When Should a Child Get Braces?
In most cases, our orthodontist will want to wait until the child has lost all of their baby teeth and has most of their adult teeth. The orthodontist can’t straighten teeth that haven’t emerged yet. In fact, putting braces on a child too early can lengthen the treatment time for the emerging adult teeth and can throw the other teeth out of alignment. However, it all depends on the unique situation.
Is Early Treatment Ever Appropriate?
Yes. Our orthodontist may recommend early intervention if the patient has major problems like severe crowding, impacted teeth or an extreme overbite. Similarly, our orthodontist will want to treat a child early if their teeth protrude so far that they risk getting damaged.
Children with underbites, by contrast, may have to wait until late adolescence to get their teeth straightened via braces for kids. Their jaws will continue growing until that age, and that continued growth could undo the braces’ work.
What is Two-Phase Orthodontic Treatment?
Two-phase orthodontic treatment is a process used to treat children whose dental problems are caused by jaw problems. For example, crowding is often caused by an abnormally small upper jaw. In the old days, dentists used to extract teeth to make room for the remaining teeth. These days, we can use special techniques to enlarge the upper jaw and, thus, provide room for all of the adult teeth.

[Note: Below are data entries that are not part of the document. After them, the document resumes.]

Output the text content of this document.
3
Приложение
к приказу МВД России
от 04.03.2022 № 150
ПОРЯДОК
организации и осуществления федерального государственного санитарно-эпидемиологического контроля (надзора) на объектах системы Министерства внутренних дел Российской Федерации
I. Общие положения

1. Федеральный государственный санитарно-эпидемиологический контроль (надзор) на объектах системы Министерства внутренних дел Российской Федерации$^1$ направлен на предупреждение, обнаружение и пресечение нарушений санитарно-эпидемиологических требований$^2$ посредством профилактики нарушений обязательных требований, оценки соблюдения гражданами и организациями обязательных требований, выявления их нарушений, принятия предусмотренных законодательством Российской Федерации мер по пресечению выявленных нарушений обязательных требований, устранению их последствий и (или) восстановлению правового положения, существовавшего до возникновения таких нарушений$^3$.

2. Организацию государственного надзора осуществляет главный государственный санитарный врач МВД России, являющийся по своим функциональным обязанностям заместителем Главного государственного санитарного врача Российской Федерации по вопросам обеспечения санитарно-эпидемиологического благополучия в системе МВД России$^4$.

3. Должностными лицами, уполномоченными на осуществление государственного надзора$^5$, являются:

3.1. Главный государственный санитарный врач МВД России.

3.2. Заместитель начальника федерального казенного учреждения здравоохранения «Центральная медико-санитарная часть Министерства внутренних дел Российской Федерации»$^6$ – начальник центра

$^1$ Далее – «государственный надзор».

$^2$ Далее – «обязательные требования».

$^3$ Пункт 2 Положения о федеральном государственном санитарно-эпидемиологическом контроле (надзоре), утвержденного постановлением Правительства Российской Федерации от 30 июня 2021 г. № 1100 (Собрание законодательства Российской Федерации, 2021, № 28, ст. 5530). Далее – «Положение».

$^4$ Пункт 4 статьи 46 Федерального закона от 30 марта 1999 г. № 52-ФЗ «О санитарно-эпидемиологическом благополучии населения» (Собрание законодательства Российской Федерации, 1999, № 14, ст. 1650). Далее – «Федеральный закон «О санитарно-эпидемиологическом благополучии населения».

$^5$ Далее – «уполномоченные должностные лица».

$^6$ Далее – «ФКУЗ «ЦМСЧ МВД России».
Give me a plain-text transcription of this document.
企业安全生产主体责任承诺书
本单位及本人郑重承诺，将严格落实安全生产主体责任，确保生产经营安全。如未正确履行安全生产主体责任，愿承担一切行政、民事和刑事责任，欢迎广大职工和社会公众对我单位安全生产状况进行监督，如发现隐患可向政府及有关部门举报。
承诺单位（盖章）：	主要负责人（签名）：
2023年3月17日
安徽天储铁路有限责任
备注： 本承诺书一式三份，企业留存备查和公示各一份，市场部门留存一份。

During the first phase of treatment, the orthodontist will use certain devices to correct the jaw problem. After the first phase is finished, the orthodontist will simply monitor the patient while the rest of their adult teeth grow in.
In some cases, the treatment administered during the first phase solves all the problems, and the child’s teeth grow in perfectly straight. Such patients will not need to undergo the second phase of treatment. Most patients, however, will need the second phase. The orthodontist will give them braces after their permanent teeth (except the wisdom teeth) have grown in.
Learn More About Types of Braces for Kids
There is no one-size-fits-all approach when it comes to braces for kids. We invite you to make an appointment at the office of Brodie Bowman, DMD in Niceville or Fort Walton Beach to learn more about how orthodontic treatment can benefit your child. Contact us today to schedule an appointment for your little one!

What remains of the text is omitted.